I bolted from the house and ran at the nearest bunch, shouting and waving my arms. They ran off, and were joined by the ones in the other flowerbeds. I stopped, and so did they. I walked toward them, shouting, "Get out!" and they moved away until they were off my property. I flung a few rocks at them to make my point, made sure they were still going, and went back to look at my ruined flowerbeds.

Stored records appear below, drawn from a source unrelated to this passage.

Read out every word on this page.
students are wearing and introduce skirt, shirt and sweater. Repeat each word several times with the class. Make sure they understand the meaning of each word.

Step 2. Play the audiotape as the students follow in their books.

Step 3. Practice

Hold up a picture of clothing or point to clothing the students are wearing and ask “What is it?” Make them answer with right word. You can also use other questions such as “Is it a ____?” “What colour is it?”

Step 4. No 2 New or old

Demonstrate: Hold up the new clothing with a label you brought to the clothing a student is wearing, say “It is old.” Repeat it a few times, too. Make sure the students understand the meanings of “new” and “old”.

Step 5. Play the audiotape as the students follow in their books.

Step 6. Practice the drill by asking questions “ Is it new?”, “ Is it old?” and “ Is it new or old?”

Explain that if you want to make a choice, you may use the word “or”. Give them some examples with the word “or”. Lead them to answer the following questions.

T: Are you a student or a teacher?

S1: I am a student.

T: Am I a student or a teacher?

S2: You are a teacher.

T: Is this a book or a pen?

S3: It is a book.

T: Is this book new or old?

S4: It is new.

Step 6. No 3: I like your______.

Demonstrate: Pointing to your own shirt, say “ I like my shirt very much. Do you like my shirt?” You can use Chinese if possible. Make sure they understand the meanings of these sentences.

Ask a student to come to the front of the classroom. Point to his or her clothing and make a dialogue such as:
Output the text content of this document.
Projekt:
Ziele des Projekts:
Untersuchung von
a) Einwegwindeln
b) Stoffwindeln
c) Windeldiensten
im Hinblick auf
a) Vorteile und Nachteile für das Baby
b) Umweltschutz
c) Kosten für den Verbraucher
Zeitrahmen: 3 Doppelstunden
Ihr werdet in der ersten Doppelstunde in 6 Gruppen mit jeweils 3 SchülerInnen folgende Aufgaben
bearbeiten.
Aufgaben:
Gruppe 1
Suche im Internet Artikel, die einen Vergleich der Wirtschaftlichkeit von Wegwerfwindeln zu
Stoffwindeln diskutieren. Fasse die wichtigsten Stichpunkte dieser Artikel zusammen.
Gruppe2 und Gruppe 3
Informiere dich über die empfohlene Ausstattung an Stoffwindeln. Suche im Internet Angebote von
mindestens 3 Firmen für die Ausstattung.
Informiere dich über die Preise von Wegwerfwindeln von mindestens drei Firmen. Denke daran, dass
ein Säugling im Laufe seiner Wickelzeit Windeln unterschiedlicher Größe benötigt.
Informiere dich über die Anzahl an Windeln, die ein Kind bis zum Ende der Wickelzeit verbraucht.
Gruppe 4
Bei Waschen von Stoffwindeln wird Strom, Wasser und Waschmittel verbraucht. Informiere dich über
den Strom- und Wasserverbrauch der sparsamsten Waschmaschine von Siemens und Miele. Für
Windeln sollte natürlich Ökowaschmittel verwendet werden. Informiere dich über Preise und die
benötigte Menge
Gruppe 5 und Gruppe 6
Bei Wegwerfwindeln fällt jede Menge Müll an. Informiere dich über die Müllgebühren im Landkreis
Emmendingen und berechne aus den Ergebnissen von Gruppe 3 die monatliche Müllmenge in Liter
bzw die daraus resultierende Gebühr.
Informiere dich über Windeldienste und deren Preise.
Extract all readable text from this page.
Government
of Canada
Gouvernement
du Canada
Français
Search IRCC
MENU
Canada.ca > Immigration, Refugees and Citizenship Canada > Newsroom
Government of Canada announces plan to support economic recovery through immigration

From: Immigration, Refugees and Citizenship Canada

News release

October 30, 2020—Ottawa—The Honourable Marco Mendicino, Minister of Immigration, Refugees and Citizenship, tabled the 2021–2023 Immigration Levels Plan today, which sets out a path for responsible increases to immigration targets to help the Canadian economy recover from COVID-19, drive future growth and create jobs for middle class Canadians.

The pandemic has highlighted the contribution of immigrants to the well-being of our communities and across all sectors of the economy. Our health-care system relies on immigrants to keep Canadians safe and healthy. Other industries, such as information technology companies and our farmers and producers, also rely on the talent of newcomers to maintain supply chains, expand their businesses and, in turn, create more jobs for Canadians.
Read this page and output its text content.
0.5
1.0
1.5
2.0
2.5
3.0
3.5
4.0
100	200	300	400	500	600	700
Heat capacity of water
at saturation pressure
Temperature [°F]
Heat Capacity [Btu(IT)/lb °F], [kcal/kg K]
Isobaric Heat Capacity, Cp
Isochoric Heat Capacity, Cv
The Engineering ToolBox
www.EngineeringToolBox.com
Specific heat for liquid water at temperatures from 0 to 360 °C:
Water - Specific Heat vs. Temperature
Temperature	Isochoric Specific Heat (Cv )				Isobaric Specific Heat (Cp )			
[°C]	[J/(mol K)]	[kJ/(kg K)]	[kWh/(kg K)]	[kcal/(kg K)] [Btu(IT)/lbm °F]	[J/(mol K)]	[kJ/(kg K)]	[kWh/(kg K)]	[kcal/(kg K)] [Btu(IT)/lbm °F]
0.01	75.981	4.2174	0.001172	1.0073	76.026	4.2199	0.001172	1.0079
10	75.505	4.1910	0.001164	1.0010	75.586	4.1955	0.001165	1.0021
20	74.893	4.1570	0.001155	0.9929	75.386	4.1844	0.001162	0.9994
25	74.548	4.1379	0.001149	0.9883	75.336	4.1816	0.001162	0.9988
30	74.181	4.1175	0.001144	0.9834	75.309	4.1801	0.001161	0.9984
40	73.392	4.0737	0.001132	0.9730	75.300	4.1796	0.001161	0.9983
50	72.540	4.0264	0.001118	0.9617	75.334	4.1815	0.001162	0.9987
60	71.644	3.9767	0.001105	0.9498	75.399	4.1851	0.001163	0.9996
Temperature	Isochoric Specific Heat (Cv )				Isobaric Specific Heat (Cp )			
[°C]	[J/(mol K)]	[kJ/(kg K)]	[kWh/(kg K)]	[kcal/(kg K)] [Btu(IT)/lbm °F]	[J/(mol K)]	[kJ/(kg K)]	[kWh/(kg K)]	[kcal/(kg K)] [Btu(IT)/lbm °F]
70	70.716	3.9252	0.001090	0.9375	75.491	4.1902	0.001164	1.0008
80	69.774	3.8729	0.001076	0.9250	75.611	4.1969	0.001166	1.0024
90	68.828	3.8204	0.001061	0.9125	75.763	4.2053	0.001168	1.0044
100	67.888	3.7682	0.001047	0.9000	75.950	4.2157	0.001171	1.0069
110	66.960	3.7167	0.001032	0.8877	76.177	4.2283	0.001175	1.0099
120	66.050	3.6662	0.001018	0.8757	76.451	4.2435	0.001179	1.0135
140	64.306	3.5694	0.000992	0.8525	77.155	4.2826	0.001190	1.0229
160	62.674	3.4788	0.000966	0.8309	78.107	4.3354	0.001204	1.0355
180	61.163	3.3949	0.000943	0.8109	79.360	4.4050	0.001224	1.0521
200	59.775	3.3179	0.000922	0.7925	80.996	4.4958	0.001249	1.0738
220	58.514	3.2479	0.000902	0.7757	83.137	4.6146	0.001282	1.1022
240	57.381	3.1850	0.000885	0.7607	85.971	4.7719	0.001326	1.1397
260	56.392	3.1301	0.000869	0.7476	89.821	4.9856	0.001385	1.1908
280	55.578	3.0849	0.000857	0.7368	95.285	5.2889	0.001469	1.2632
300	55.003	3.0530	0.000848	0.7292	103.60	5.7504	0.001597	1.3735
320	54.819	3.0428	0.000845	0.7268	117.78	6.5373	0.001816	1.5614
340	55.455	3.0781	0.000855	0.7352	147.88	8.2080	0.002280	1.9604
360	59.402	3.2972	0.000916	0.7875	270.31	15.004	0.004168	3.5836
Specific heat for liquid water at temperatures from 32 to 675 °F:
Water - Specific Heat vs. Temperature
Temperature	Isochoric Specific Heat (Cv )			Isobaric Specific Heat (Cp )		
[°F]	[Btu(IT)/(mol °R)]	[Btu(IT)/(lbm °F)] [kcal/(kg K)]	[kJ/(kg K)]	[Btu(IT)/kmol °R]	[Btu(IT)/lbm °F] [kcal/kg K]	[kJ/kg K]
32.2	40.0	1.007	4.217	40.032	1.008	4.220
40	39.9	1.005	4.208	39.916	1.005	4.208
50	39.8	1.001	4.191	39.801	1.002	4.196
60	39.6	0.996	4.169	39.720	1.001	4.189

Cursing and trying to estimate how much labor and money it was going to take to repair the damage and replant, I heard a noise and turned around. The mini T-Rexes were back, headed into the far beds. I ran at them again and they trotted away, keeping about 20 feet in front of me. I stopped, they stopped. I went forward, they walked away, just fast enough to keep out of range. My flowerbeds were full of fat, luscious bugs, and the turkeys weren't leaving until they'd had their fill. Even the limping hen was there, and I made a run at her, my feelings of sympathy transformed into the desire to trample her into the ground. But even she could keep ahead of me, and didn't seem the least bit worried.
Over the next four weeks I tried various tactics and products to discourage my new enemies. I called the Department of Wildlife and learned that wild turkeys are a protected species, so siccing the neighbor's dogs on them was out. So were hand grenades, and an impromptu turkey shoot. In addition, they're not considered a threat, so the Department of Wildlife wouldn't come and take them away. It was up to me.
I tried a repellant spray that was actually designed for deer and rabbits, but I thought it was worth a shot. The smell nearly knocked me down--it's made of rotten egg solids. The turkeys didn't mind it a bit; it turns out they have a very poor sense of smell. I went online and checked out various bird repellants. One, a strobe light, can't be used outdoors. Sirens and recordings of barking dogs and birds in distress seemed like something the birds would get used to and ignore. The propane cannon just sounded a bit too ambitious, besides being out of my price range.
In the meantime, the turkeys were staging raids whenever they thought I wouldn't notice, sometimes twice a day. They kept tearing up the yard and I kept replacing everything, getting madder all the time. One day while gathering firewood, I was pleased to see that they weren't around. Maybe they're gone, I thought. Maybe they've moved on. As I bent down to pick up a piece of wood, I heard an odd sound from above. Straightening up, I looked up and saw a turkey about 30 feet up in the pine tree. All 13 of them were there, scattered among the trees, silently watching me from above. It hadn't occurred to me that wild turkeys could fly. I suddenly knew how Tippi Hedren felt in Hitchcock's "The Birds." I went back inside.
Vengence is Mine
I was finally rescued by another thing I knew nothing about: turkey hunting season! For five glorious weeks, Colorado's hunters were up in the mountains and out on the plains, hunting my feathered nemeses and bringing them down. I don't know how many of the 13 Turkosaurs made it through the season, but they stopped coming around. And when I sink my fork into a juicy turkey on Thanksgiving Day, it doesn't matter to me that it's a domestic bird and can't possibly have been one of the monsters that ran amok in my garden. I feel a gleeful, vengeful satisfaction. Take THAT, you feathered menace! The only good Turkosaur is a dead Turkosaur! With gravy.